Language is such a special gift–each word and sentence can have different nuances, different meanings depending on who expresses them and their cultural context.  How easily we forget that each word can be received as a gift or as a punch.  Plus, as my friend Barbara Cave Henricks reminds me, “critics lurk at every door” and will look at our words with different eyes than we expected. (And Barbara should know, because she is in the publishing business–a fantastic writer herself, as well as a discriminating reader!)

 So you say something, thinking it has a particular meaning, but when you offer it up to the  world, you get surprised that the critics, lurking, take it to be something that was not what you meant.  What can you do now? What are your choices?

First, we talked about not to take things personally.  That’s a good start.  Second, consider whether your language needs refining.  Third, figure out how your words can affect others and even yourself.  If you stop to think about your words, you will find that they can pack a punch–more than you thought possible.  Become aware of your structures of interpretation and your use of language.

Want to explore more how to do just that? Hire a coach!

Life is Amazing! Live Well,




2 comments on “What does that really mean?

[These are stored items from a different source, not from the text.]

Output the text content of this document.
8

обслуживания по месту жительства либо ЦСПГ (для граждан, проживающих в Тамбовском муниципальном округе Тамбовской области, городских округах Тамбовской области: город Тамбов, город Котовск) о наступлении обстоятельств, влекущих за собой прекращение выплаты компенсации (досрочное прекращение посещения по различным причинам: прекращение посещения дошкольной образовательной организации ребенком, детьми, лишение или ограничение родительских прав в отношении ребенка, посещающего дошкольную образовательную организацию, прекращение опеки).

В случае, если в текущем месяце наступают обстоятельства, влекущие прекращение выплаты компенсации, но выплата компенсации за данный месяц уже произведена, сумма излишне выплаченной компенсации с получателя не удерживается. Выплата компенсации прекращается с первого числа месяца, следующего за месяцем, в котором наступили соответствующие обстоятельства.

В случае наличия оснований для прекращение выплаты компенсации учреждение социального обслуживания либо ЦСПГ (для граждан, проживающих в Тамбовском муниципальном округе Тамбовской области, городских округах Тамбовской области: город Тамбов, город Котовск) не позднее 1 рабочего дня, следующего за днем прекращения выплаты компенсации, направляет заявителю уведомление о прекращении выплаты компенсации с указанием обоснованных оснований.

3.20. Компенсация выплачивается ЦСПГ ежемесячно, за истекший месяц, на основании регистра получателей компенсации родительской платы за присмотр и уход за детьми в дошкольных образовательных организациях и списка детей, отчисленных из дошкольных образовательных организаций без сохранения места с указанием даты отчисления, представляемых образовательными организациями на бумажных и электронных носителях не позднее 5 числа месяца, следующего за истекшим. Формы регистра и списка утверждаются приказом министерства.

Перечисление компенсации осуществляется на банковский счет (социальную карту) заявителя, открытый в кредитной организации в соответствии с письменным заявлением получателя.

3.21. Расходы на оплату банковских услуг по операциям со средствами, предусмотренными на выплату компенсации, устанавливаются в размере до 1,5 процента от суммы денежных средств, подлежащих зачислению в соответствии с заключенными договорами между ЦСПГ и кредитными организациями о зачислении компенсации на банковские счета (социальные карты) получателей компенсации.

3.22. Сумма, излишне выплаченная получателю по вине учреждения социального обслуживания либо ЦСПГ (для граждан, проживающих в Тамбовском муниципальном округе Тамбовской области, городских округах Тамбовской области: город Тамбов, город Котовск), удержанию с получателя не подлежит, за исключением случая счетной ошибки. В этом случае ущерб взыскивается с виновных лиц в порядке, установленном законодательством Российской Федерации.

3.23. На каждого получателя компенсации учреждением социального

  1. Language is one of the most important tools we have to communicate with others – whether it be written or spoken language. In today’s multicultural world, its so important to test for understanding. What is crystal clear to one person may not seem so to another, or may have a different meaning altogether. Take the time to “check in” with the person you’re speaking with – to make sure that what you’re saying is what they are receiving. If there is a gap – use other words to convey your meaning and then listen. Listen carefully. This is when the dialogue of understanding will really begin to happen.
    When writing, especially an email – take the time to insure that your message doesn’t get clouded in too many words. Keep it simple, straight forward and no jokes. Jokes can fail misably even when you’re face to face, so imagine the disconnects that can occur via the written message. Language is a powerful tool. Use it to really connect with others.

  2. I appreciate that you have exposed the immense difficulty of establishing a true communication with all these possibilities of various interpretations. However, I am always having difficulties with the guidance: “Do not take in personally.” To me it somehow sounds like: “Do not feel what you are feeling. Deny your feelings and rise your awareness to the abstract realm of absolute.”
    For me this does not work. Sometimes I do take things rather personally and it comes out, after a while, that they were not meant personaly. So it was a clear misinterpretation from my side, true. Yet just trying to not take things personally in future…?
    However, what works for me in situations like this is to:
    1. Be aware of my feelings and acknowledge them: “Ok, this is how I feel right now because I need this and that…”
    2. Express my feelings to another person in a non-threatening way – in order to establish a communication.
    3. Ask them to clarify what they have been trying to get accross to me and see where the missinterpretations have taken place.
    And than continue from this point on, with a higher level of mutual understanding and connection that has just taken place because I had gotten in contact with my very personal feelings and found a way of putting them into the context of this relation in a non-evaluating way.
    In short; life is a very personal affair and just trying to not take in personally is not only something I do not believe I can actually do, but is something that I do not want to do.